- Location of Le Fossé
- Le Fossé Le Fossé
- Coordinates: 49°36′34″N 1°34′23″E﻿ / ﻿49.6094°N 1.5731°E
- Country: France
- Region: Normandy
- Department: Seine-Maritime
- Arrondissement: Dieppe
- Canton: Gournay-en-Bray
- Commune: Forges-les-Eaux
- Area^{1}: 10.11 km^{2} (3.90 sq mi)
- Population (2023): 482
- • Density: 47.7/km^{2} (123/sq mi)
- Time zone: UTC+01:00 (CET)
- • Summer (DST): UTC+02:00 (CEST)
- Postal code: 76440
- Elevation: 138–227 m (453–745 ft) (avg. 144 m or 472 ft)

= Le Fossé =

Le Fossé is a former commune in the Seine-Maritime department in the Normandy region in northern France.

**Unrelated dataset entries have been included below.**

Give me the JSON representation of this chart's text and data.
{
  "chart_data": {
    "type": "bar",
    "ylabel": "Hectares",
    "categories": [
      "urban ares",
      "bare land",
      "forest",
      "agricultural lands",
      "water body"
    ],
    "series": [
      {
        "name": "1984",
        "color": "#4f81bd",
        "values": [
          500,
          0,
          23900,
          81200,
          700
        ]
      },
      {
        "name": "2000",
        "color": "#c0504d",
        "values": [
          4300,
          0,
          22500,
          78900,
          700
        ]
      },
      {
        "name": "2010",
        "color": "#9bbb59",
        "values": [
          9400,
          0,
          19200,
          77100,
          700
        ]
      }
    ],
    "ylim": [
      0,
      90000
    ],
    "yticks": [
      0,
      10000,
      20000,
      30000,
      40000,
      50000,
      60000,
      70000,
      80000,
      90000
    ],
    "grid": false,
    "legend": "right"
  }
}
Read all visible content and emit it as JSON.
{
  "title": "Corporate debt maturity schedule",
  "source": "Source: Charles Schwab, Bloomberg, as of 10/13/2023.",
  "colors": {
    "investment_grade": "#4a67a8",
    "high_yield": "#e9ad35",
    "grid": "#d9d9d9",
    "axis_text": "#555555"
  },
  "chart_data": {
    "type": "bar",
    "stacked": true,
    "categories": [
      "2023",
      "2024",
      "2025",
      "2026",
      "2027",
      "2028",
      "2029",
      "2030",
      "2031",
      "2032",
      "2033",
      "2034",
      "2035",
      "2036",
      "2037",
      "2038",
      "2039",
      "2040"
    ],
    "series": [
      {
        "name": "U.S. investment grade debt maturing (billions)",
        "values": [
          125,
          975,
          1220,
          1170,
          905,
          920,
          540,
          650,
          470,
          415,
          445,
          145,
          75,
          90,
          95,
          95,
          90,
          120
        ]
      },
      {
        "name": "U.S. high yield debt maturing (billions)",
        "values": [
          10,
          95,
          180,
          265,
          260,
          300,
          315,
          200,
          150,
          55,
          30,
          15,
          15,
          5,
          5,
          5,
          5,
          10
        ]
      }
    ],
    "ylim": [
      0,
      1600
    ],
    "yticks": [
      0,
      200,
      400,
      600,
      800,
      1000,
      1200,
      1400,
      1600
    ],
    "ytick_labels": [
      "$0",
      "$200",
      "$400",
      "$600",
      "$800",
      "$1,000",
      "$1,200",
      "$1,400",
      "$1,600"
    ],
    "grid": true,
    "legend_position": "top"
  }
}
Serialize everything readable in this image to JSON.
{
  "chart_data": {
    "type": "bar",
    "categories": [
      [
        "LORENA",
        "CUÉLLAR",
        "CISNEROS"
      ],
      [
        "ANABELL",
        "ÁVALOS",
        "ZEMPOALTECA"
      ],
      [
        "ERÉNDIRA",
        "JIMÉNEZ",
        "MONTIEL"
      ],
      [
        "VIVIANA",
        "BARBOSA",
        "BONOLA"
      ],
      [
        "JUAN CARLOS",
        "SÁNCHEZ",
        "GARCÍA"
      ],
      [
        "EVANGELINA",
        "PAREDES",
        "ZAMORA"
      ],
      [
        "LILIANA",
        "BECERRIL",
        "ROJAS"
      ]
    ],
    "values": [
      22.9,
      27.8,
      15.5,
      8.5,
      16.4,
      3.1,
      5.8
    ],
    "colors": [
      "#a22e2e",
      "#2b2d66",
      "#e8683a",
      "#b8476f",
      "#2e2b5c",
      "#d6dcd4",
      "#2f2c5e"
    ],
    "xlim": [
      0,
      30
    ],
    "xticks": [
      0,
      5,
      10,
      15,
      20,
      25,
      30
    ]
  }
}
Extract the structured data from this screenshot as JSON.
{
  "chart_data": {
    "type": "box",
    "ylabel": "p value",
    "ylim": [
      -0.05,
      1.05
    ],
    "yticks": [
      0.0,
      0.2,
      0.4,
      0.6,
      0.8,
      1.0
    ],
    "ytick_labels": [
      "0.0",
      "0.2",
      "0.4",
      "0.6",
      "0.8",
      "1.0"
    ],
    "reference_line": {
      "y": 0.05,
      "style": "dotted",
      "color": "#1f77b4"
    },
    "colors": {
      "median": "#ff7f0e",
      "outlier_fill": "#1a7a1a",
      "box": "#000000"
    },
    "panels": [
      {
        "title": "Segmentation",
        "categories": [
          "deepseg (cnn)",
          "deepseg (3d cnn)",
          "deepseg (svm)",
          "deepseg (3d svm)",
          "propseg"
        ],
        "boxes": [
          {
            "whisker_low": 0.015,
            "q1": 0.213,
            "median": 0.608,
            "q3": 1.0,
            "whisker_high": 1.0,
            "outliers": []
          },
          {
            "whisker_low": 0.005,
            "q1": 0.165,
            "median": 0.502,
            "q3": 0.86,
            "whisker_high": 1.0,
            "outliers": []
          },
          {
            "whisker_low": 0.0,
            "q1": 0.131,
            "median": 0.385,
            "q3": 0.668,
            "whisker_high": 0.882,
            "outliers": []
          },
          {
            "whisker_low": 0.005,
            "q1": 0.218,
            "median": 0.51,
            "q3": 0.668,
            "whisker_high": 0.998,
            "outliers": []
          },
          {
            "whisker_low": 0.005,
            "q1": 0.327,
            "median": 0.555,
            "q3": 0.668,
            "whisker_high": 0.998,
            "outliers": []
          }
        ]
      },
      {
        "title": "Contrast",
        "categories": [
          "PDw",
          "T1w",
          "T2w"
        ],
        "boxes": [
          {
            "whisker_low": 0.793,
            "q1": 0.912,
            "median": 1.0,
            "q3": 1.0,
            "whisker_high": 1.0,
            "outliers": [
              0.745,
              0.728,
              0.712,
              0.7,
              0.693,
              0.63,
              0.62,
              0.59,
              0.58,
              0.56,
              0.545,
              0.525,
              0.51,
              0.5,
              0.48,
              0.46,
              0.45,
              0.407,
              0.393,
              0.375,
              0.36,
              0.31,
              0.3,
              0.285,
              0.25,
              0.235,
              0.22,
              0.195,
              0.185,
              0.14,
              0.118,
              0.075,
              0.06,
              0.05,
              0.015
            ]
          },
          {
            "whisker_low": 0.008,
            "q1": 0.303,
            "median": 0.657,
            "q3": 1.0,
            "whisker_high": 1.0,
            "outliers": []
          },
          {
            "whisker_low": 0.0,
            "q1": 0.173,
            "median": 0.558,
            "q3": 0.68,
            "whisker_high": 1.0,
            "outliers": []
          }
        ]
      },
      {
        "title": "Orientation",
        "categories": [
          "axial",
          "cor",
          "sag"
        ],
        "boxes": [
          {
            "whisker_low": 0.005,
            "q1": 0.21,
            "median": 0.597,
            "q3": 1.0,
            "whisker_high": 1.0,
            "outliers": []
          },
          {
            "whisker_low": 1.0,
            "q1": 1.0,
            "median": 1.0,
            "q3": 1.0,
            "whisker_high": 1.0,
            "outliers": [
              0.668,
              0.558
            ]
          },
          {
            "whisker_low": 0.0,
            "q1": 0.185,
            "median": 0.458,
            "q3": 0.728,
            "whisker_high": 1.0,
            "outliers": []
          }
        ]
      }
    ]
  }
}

On 1 January 2016, it was merged into the commune of Forges-les-Eaux.

==Geography==
A farming and forestry village situated by the banks of the Epte river in the Pays de Bray, some 35 mi southeast of Dieppe at the junction of the D9 and the D915 roads.

==Places of interest==
- The church of St.Pierre & St.Paul, dating from the sixteenth century.